0

I have an array containing a big number of elements—more than 2,000,000. I need to obtain the highest (or lowest) ranking 300 elements. So whenever I reach the first highest (or lowest) 300 elements of the array, return them. Currently Arrays.sort is used for the whole array, then the highest (or lowest) ranking elements are returned.

e.g.: {1,2,3,4,5,6,7,8,9} I want to obtain the highest 3 elements; I need: {9,8,7}

Any suggestions on this one?

EDIT

Best resource found so far, containing a research/comparison of different solutions:

http://www.michaelpollmeier.com/selecting-top-k-items-from-a-list-efficiently-in-java-groovy/

Source code for the article:

https://github.com/mpollmeier/Selection-Algorithms

Olimpiu POP
  • 5,001
  • 4
  • 34
  • 49

3 Answers3

4

You can use partial heapsort. Construct a minheap having 1st 300 elements.

Then as you traverse the array further, check whether the current element is greater than the root element of the heap. If it is greater, then delete the root element and add this new element.

After you finish with the entire array, your minHeap will have the largest 300 elements.

Extract the root element one by one. The elements will pop out in ascending order.

Note: The heap will always contain k(300) elements irrespective of the value of N, so heap operations shall be O(logk) in this case.

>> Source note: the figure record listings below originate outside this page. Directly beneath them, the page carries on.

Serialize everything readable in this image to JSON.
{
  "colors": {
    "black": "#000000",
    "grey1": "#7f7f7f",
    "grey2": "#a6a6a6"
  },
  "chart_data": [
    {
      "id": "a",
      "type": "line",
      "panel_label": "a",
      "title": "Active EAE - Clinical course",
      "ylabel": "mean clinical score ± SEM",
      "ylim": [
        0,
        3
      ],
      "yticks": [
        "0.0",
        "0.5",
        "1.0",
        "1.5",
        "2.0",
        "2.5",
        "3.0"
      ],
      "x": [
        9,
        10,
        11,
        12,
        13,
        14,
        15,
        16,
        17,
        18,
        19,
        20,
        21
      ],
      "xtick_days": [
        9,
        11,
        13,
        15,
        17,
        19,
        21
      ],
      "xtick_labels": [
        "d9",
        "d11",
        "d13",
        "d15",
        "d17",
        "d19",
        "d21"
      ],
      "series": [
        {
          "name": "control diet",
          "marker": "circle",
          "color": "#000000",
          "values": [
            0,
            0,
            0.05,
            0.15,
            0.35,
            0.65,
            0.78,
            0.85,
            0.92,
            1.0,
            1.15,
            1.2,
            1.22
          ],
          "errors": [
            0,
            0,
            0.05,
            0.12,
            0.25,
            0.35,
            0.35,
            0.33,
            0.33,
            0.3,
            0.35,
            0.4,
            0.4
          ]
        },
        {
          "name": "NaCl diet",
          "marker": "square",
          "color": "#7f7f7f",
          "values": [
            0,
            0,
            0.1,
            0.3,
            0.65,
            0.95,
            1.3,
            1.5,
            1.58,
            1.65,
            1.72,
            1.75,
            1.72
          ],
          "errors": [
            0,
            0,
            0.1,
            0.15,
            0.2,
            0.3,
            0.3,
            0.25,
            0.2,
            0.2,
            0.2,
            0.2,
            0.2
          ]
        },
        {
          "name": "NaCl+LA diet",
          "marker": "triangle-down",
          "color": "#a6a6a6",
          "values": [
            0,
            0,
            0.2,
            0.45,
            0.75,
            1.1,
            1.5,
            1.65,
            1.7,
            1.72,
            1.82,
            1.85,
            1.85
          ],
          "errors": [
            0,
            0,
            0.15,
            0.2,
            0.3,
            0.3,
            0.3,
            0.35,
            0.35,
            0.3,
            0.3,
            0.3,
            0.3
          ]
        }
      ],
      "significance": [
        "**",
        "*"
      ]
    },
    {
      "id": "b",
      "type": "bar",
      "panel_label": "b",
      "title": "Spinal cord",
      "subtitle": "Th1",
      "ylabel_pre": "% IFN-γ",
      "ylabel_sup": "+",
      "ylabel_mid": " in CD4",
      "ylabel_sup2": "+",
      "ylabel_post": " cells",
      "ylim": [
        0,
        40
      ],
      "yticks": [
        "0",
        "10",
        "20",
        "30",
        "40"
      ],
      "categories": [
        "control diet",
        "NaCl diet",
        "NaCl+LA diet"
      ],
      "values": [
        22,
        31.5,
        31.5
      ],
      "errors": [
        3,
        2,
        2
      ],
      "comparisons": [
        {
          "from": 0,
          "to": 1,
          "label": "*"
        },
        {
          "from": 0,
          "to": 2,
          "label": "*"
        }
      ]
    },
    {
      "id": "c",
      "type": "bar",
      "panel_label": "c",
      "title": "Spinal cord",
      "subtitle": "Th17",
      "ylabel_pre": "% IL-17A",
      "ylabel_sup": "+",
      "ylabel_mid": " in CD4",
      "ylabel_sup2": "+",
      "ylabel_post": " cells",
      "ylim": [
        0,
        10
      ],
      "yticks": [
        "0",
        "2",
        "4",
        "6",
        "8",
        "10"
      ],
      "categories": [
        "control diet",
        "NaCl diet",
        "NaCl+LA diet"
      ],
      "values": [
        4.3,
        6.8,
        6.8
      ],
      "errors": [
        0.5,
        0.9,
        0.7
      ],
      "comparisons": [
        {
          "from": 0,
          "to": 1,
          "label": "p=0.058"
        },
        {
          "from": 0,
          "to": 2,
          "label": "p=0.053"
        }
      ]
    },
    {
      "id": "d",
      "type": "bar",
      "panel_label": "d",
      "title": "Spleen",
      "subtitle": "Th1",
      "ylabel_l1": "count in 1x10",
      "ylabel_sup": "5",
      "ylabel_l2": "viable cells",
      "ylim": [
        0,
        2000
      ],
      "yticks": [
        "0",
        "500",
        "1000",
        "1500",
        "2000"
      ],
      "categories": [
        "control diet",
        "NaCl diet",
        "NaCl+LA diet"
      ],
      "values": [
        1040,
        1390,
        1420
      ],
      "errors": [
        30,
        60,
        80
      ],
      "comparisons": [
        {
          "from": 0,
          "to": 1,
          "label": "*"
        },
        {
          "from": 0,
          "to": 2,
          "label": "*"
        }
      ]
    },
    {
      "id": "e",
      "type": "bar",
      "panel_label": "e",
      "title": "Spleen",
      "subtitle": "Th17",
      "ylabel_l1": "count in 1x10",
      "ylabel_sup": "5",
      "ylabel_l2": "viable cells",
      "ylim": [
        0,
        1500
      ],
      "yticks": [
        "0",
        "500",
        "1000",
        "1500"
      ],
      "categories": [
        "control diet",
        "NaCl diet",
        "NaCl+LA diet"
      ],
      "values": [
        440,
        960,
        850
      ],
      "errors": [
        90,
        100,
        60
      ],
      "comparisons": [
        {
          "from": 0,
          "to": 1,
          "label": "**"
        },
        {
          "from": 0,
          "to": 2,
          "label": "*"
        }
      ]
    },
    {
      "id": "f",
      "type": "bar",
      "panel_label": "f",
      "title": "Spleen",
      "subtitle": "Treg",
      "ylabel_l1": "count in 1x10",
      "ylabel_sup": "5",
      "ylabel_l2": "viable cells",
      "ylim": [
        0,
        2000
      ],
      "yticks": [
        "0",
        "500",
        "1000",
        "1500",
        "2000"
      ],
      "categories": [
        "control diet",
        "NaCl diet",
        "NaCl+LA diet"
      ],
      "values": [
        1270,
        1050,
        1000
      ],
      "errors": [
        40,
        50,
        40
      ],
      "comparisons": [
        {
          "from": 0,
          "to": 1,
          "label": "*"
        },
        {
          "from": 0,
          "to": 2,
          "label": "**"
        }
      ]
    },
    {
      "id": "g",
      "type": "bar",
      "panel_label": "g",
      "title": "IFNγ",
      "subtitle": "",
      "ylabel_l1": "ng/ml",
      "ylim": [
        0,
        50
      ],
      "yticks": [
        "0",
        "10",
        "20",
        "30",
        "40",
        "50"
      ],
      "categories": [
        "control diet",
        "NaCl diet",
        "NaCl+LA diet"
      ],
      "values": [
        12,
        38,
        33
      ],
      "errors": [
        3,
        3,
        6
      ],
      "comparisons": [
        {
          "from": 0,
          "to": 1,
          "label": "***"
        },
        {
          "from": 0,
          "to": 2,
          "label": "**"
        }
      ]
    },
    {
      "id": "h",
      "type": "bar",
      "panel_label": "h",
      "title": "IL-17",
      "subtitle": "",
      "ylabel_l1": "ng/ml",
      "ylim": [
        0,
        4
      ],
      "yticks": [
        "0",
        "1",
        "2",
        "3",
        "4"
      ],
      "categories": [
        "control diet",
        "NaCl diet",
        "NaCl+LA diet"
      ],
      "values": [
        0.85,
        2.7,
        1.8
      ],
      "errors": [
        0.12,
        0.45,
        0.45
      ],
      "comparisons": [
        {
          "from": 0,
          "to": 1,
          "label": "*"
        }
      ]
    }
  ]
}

Hence order of complexity of this algorithm is O(Nlogk) where N is the size of array.

Space Complexity - O(k)

EDIT: If you want the lowest 300 elements, then similar algorithm can be followed using a maxheap instead of minheap.

Abhishek Bansal
  • 12,589
  • 4
  • 31
  • 46
  • 2
    it's `n log n` i reckon, not `n`; space is `n` because you can sort in place – guido May 28 '14 at 15:32
  • @guido The minHeap only has 300 elements. So heap operations in this case is constant time. – Abhishek Bansal May 28 '14 at 15:32
  • you need to look at the worst case, which is n log n; insertion in an heap is log n – guido May 28 '14 at 15:33
  • @guido Why do you say it is nlogn? Insertion in a heap of constant size is constant. – Abhishek Bansal May 28 '14 at 15:35
  • So if the heap becomes 1k or 10k or 100k or 1m constant size every operation will be constant too? – Luiggi Mendoza May 28 '14 at 15:40
  • @AbhishekBansal you have to scan n elements; potentially you need to insert each of them in the queue, each insertion is log n – guido May 28 '14 at 15:42
  • @LuiggiMendoza By constant, I mean not increasing with N, the size of the array. The operation shall be Nlogk if you consider k is also veriable. I have edited my answer. – Abhishek Bansal May 28 '14 at 15:43
  • And I'm asking if your heap is 1m constant size, all the operations will be O(1)? – Luiggi Mendoza May 28 '14 at 15:43
  • @LuiggiMendoza Yes, IMO asymptotically, the operations shall be O(1) if the heap size constant and is not increasing with N. Am I wrong? – Abhishek Bansal May 28 '14 at 15:45
  • The fact you know the value of N doesn't mean the operations would become O(1) instantly. – Luiggi Mendoza May 28 '14 at 15:46
  • 1
    @LuiggiMendoza I'm sorry I genuinely can't see where I am wrong. I am not saying you know the value of N (the size of array). But you know the number of top elements that you want (300 or k). Since the size of heap is always k (not N), the operations shall be log(k) or constant if k is constant. – Abhishek Bansal May 28 '14 at 15:50
  • This answer is correct. The confusion in the comments appears to be terminology. If the list has `n` items and you want to select `k` of them (i.e. `n=2,000,000` and `k=300` as in the question), then the complexity is `O(n log k)`. The heap contains `k` items, and in the worst case you have to do `n` insertions (and `n-k` removals). Insertion is `O(log k)`, and you have to do it `n` times. Thus, `O(n log k)`. – Jim Mischel May 29 '14 at 13:27
0

Would this work for you? This example sorts the top 4 elements in the array:

    double[] arr = new double[]{1.0,4.0,2.0,8.0,3.0,6.0,7.0,5.0};

    int nth = 4; //e.g. - sort the top 4 numbers
    Arrays.sort(arr,arr.length-nth-1,arr.length);
    System.out.println(Arrays.toString(arr));

Output:

[1.0, 4.0, 2.0, 3.0, 5.0, 6.0, 7.0, 8.0]
Edwin Torres
  • 2,774
  • 1
  • 13
  • 15
-1

Use (T[], int, int, java.util.Comparator), this will sort the given array (T[]) in the range specified, only the elements from the first int arg to the second int arg. The comparator is optional.

BusyProgrammer
  • 2,783
  • 5
  • 18
  • 31
DirkyJerky
  • 1,130
  • 5
  • 10